Until the mid-19th century, the only available dyes were of animal or vegetable origin. These dyes include madder, a moderately strong red dye taken from the root of a herb of the same name and known to the Egyptians as early as 1500 B.C.E.; indigo, a dark blue dye with a reddish cast derived from indigo plants; cochineal, a scarlet dye and food colorant taken from the dried bodies of cochineal beetles; and saffron, an orange dye and spice extracted from dried stigmas of the purple-flowered Crocus sativus.
The rarest and most highly prized dye was purpura, a purple dye extracted from the Murex mollusk.

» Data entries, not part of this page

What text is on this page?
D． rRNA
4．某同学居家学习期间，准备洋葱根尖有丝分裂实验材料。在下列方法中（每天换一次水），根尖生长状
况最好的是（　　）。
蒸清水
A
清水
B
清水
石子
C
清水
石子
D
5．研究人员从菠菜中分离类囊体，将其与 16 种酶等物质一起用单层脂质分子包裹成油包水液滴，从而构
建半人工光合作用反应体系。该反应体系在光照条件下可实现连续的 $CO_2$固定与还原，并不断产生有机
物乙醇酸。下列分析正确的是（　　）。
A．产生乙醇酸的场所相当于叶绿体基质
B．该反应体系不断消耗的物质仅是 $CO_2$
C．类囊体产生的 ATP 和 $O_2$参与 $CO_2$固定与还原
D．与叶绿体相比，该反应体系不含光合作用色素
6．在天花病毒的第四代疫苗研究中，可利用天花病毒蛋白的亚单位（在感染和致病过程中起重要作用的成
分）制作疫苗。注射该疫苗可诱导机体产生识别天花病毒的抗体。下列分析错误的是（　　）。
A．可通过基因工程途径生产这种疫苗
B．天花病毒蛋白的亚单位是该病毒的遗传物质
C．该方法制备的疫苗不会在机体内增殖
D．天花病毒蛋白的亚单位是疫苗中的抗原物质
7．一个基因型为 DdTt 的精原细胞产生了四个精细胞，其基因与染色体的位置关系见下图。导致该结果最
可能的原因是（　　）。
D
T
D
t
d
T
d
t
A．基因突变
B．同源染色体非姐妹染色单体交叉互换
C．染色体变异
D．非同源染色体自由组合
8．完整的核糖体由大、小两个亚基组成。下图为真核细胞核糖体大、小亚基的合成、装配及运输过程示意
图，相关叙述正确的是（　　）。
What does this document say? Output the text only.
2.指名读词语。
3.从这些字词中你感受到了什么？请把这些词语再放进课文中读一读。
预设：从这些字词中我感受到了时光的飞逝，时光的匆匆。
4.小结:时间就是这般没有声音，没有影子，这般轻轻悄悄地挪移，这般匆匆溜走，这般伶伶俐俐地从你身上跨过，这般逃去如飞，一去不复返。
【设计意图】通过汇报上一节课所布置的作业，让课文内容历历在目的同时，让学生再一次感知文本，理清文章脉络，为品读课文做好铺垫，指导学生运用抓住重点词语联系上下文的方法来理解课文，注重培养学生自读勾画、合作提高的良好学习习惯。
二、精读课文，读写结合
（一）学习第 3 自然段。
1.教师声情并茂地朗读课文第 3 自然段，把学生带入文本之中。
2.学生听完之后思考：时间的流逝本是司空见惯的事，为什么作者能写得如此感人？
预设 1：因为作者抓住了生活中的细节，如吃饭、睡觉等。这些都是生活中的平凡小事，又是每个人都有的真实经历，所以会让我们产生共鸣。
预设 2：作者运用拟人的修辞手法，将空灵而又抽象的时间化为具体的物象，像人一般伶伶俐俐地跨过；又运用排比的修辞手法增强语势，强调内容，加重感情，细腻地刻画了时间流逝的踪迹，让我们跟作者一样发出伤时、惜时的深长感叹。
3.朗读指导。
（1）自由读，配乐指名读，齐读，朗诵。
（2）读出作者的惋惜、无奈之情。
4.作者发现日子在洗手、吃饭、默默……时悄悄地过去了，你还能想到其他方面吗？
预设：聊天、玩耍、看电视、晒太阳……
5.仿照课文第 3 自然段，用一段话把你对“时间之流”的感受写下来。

Purpura was used to dye the robes of the Persian nobility as early as the sixth century B.C.E. and then the clothing of Roman nobility. In the late fourth century, Emperor Theodosium of Byzantium—now the city of Istanbul, Turkey— prohibited the use of purple-dyed garments by persons other than members of his family; the penalty for disobedience was death.
In the mid-19th century, purple clothing would again catch the interest of a ruler—this time the British Queen Victoria. The difference was that Victoria’s preferred shade was that of the first commercial synthetic dye, mauveine.
Aniline dyes from coal tar
Following the development of coal carbonization by the British inventor William Murdock in the 1790s, an industry developed for the production of coal gas for lighting and heating. The industry produced large amounts of coal tar—a by-product that was at first thought to be of little use.
In 1832, Friedlieb Runge, the new technical director of a municipal gasworks in Oranienburg near Berlin, Germany, started a series of experiments with coal tar. In one of his experiments, he isolated an oil by standard distillation of coal tar and then steam distillation of the first distillate. When Runge treated this oil with a solution of calcium chloride in water, chlorine gas (Cl2) was evolved and the liquid turned blue.
Runge found that this liquid, which he called Kyanöl (German for "blue oil"), left a yellow stain on pine. Furthermore, he found that moderately strong oxidizing agents, such as chlorine and nitric acid (HNO3), could convert the blue oil into blue, red, violet, and even black dyes.
Runge foresaw the commercial prospects for these dyes, which were in fact the first synthetic aniline dyes. His plans to develop a dye manufacturing plant were stifled, however: the financial director of the gasworks saw Runge as a rival and refused financial support for his project.
A number of other German chemists were interested in the components of coal tar. Among them was August Hofmann, who purified the aromatic compounds benzene (C6H6) and methylbenzene (C6H5CH3, also called toluene) and developed methods for converting those compounds into their nitrated derivatives, such as nitrobenzene (C6H5NO2), and subsequently into amines, such as phenylamine (aniline, C6H5NH2), which he had also isolated directly from coal tar. Hofmann was invited to Britain to be the first director of the Royal College of Chemistry in London, which opened in 1845.